Bob Taylor
- Birth name: Robert Capel Taylor
- Date of birth: 31 August 1924
- Place of birth: Glasgow, Scotland
- Date of death: 27 September 2015 (aged 91)
- Place of death: Erskine, Scotland
- School: Glenalmond College
- University: Glasgow University

Rugby union career
- Position(s): Flanker

Amateur team(s)
- Years: Team / Apps / (Points)
- Kelvinside-West /  / ()

Provincial / State sides
- Years: Team / Apps / (Points)
- Glasgow District /  / ()

International career
- Years: Team / Apps / (Points)
- 1951: Scotland / 4 / (0)

= Bob Taylor (rugby union, born 1924) =

Scotland international rugby union player

Bob Taylor (31 August 1924 – 27 September 2015) was a Scotland international rugby union footballer. Taylor played as a Flanker.

==Rugby career==

===Amateur career===

Taylor played for Kelvinside-West. When the merged team decoupled in 1951, Taylor went on to support West of Scotland.

===Provincial career===

Taylor played for Glasgow District against Edinburgh District in the 1948-49 season's Inter-City match.

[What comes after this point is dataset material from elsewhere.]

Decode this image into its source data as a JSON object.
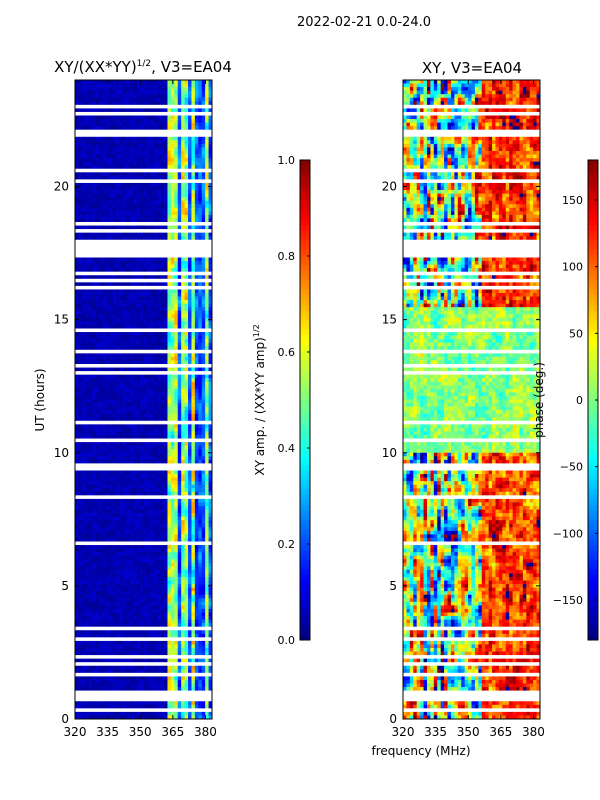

Glasgow won the Inter-City match 9 - 3. The Glasgow Herald noted that Glasgow had several chances and could have doubled their score; one of them being Taylor's knock on which should instead have led to a try.

===International career===

He was capped for 4 times in 1951, playing in 3 Five Nations matches. He made his international debut against Wales playing in front of a then record crowd of 80 000 at Murrayfield Stadium.

==Outside of rugby==

Taylor became an anaesthetist and worked at the Victoria Infirmary in Glasgow.